Monday, May 5, 2014

Phillips Head, Stripped

"You have to touch me. On the inside part. And you have to call me my name." -- Beloved, p. 137

It was a surprisingly cool day. Normally, I do not get much fresh air on this back end of the building which faces the Schuykill, and it is pleasant, the need not to scurry after my life long concomitant triggers with animal waste and feline maintenance. Cats. Spend how many ten spots on trinkets for them and they prefer to practice their hunting skills with our Homindaen accouterments: the ear plugs for the Apple, a device whose touchpad interface still has not merited the need to fetishize its convenience, or my endless supply of plastic cigarettes.

This is scant consolation for my frayed relations with the Jamesians, and I bitterly rue my gushing ease of familiarity with Louise. I almost hate her for my flawed ease of intimacy with crippled strangers. I had a major disruption on the list years ago, before Louise lurked on it, (or so I assume, as she would have been very young and perhaps still an undergraduate) when Carrol Cox wrote a controversial article for HJR about the list serv itself. Marcia was still easily conversant with me back then, and explained to me that Carrol Cox flustered a number of her colleagues, not just me. I thought Dr. Cox made a stab in my direction, however. Feeling slighted, I unsubscribed in a huff. Returned later, tail quietly between my legs.

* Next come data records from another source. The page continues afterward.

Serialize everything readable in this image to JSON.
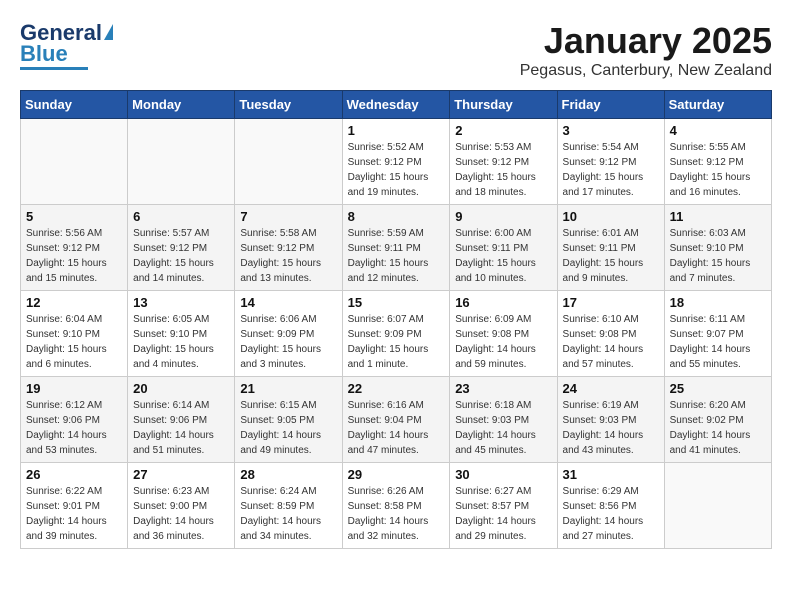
{
  "header": {
    "logo_general": "General",
    "logo_blue": "Blue",
    "month_title": "January 2025",
    "subtitle": "Pegasus, Canterbury, New Zealand"
  },
  "weekdays": [
    "Sunday",
    "Monday",
    "Tuesday",
    "Wednesday",
    "Thursday",
    "Friday",
    "Saturday"
  ],
  "weeks": [
    [
      {
        "day": "",
        "detail": ""
      },
      {
        "day": "",
        "detail": ""
      },
      {
        "day": "",
        "detail": ""
      },
      {
        "day": "1",
        "detail": "Sunrise: 5:52 AM\nSunset: 9:12 PM\nDaylight: 15 hours\nand 19 minutes."
      },
      {
        "day": "2",
        "detail": "Sunrise: 5:53 AM\nSunset: 9:12 PM\nDaylight: 15 hours\nand 18 minutes."
      },
      {
        "day": "3",
        "detail": "Sunrise: 5:54 AM\nSunset: 9:12 PM\nDaylight: 15 hours\nand 17 minutes."
      },
      {
        "day": "4",
        "detail": "Sunrise: 5:55 AM\nSunset: 9:12 PM\nDaylight: 15 hours\nand 16 minutes."
      }
    ],
    [
      {
        "day": "5",
        "detail": "Sunrise: 5:56 AM\nSunset: 9:12 PM\nDaylight: 15 hours\nand 15 minutes."
      },
      {
        "day": "6",
        "detail": "Sunrise: 5:57 AM\nSunset: 9:12 PM\nDaylight: 15 hours\nand 14 minutes."
      },
      {
        "day": "7",
        "detail": "Sunrise: 5:58 AM\nSunset: 9:12 PM\nDaylight: 15 hours\nand 13 minutes."
      },
      {
        "day": "8",
        "detail": "Sunrise: 5:59 AM\nSunset: 9:11 PM\nDaylight: 15 hours\nand 12 minutes."
      },
      {
        "day": "9",
        "detail": "Sunrise: 6:00 AM\nSunset: 9:11 PM\nDaylight: 15 hours\nand 10 minutes."
      },
      {
        "day": "10",
        "detail": "Sunrise: 6:01 AM\nSunset: 9:11 PM\nDaylight: 15 hours\nand 9 minutes."
      },
      {
        "day": "11",
        "detail": "Sunrise: 6:03 AM\nSunset: 9:10 PM\nDaylight: 15 hours\nand 7 minutes."
      }
    ],
    [
      {
        "day": "12",
        "detail": "Sunrise: 6:04 AM\nSunset: 9:10 PM\nDaylight: 15 hours\nand 6 minutes."
      },
      {
        "day": "13",
        "detail": "Sunrise: 6:05 AM\nSunset: 9:10 PM\nDaylight: 15 hours\nand 4 minutes."
      },
      {
        "day": "14",
        "detail": "Sunrise: 6:06 AM\nSunset: 9:09 PM\nDaylight: 15 hours\nand 3 minutes."
      },
      {
        "day": "15",
        "detail": "Sunrise: 6:07 AM\nSunset: 9:09 PM\nDaylight: 15 hours\nand 1 minute."
      },
      {
        "day": "16",
        "detail": "Sunrise: 6:09 AM\nSunset: 9:08 PM\nDaylight: 14 hours\nand 59 minutes."
      },
      {
        "day": "17",
        "detail": "Sunrise: 6:10 AM\nSunset: 9:08 PM\nDaylight: 14 hours\nand 57 minutes."
      },
      {
        "day": "18",
        "detail": "Sunrise: 6:11 AM\nSunset: 9:07 PM\nDaylight: 14 hours\nand 55 minutes."
      }
    ],
    [
      {
        "day": "19",
        "detail": "Sunrise: 6:12 AM\nSunset: 9:06 PM\nDaylight: 14 hours\nand 53 minutes."
      },
      {
        "day": "20",
        "detail": "Sunrise: 6:14 AM\nSunset: 9:06 PM\nDaylight: 14 hours\nand 51 minutes."
      },
      {
        "day": "21",
        "detail": "Sunrise: 6:15 AM\nSunset: 9:05 PM\nDaylight: 14 hours\nand 49 minutes."
      },
      {
        "day": "22",
        "detail": "Sunrise: 6:16 AM\nSunset: 9:04 PM\nDaylight: 14 hours\nand 47 minutes."
      },
      {
        "day": "23",
        "detail": "Sunrise: 6:18 AM\nSunset: 9:03 PM\nDaylight: 14 hours\nand 45 minutes."
      },
      {
        "day": "24",
        "detail": "Sunrise: 6:19 AM\nSunset: 9:03 PM\nDaylight: 14 hours\nand 43 minutes."
      },
      {
        "day": "25",
        "detail": "Sunrise: 6:20 AM\nSunset: 9:02 PM\nDaylight: 14 hours\nand 41 minutes."
      }
    ],
    [
      {
        "day": "26",
        "detail": "Sunrise: 6:22 AM\nSunset: 9:01 PM\nDaylight: 14 hours\nand 39 minutes."
      },
      {
        "day": "27",
        "detail": "Sunrise: 6:23 AM\nSunset: 9:00 PM\nDaylight: 14 hours\nand 36 minutes."
      },
      {
        "day": "28",
        "detail": "Sunrise: 6:24 AM\nSunset: 8:59 PM\nDaylight: 14 hours\nand 34 minutes."
      },
      {
        "day": "29",
        "detail": "Sunrise: 6:26 AM\nSunset: 8:58 PM\nDaylight: 14 hours\nand 32 minutes."
      },
      {
        "day": "30",
        "detail": "Sunrise: 6:27 AM\nSunset: 8:57 PM\nDaylight: 14 hours\nand 29 minutes."
      },
      {
        "day": "31",
        "detail": "Sunrise: 6:29 AM\nSunset: 8:56 PM\nDaylight: 14 hours\nand 27 minutes."
      },
      {
        "day": "",
        "detail": ""
      }
    ]
  ]
}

I cannot unsubscribe and re-subscribe as the whim seizes me, but I no longer feel welcomed, encouraged, supported, and this friction began when Louise approached me, unwittingly creating the cripple to cripple affinity, and now I’m pissed off. I liked being the underdog with these scholars, liked the hope that I could one day submit an article, and join their conversation, only to be called upon to be a mentor and good lieutenant for a girl of nascent naiveté who was impacted by the force of my writing. I cannot remember what led to my opening up with her.

Initially, I thanked her for her praise and left it at that. Much like more successful authors, I have enough experience to be wary of admirers (my obsessive clinging to the memory of Jerry McGuire being a case in point). If I thought anything else about it, I speculated incorrectly that Louise was a graduate student who knew nothing about the furious chip on my shoulder. I forgot about it. She approached me again, followed me to LiveJournal, where I have yet to wrap up my account. I made a fatal mistake at that point in the extent of my interaction, allowed her to telephone, posted something facile to the list serv which upset Greg who in turn upset me, post openly about all this, and cannot glue that fellowship over a singular and esoteric appreciation back together.

As a virtual community, small straw that it is to cling to, the list was my haven away from disability and civic strife, and I am pissed. Really, but being pissed doesn’t grant absolution, nor make Greg and I easy again. I had the right to decouple myself from the girl. I have been in a precarious state of living for a long time. More than likely my emotional state will continue to rock under duress. Louise has a federal job, and whatever security goes with that. I have the nightmare of recycled indigence, and whatever her fragility, she has not sustained my abuse. I no longer have the strength or psychic space to carry other disabled people due to my ability to survive hell, and in the same vein, Dr. Ian has the right to cut me loose, for whatever perceived breach. It was a small thing that mattered to me though, belonging and contributing to those appreciative of Jamesian mastery. I’m left at a loss, growling of little consolation.

I will bookmark the idea to one day expand on my displeasure with Toni Morrison's masterpiece. It is still important to be responsible towards the aesthetic dissonances we harbor.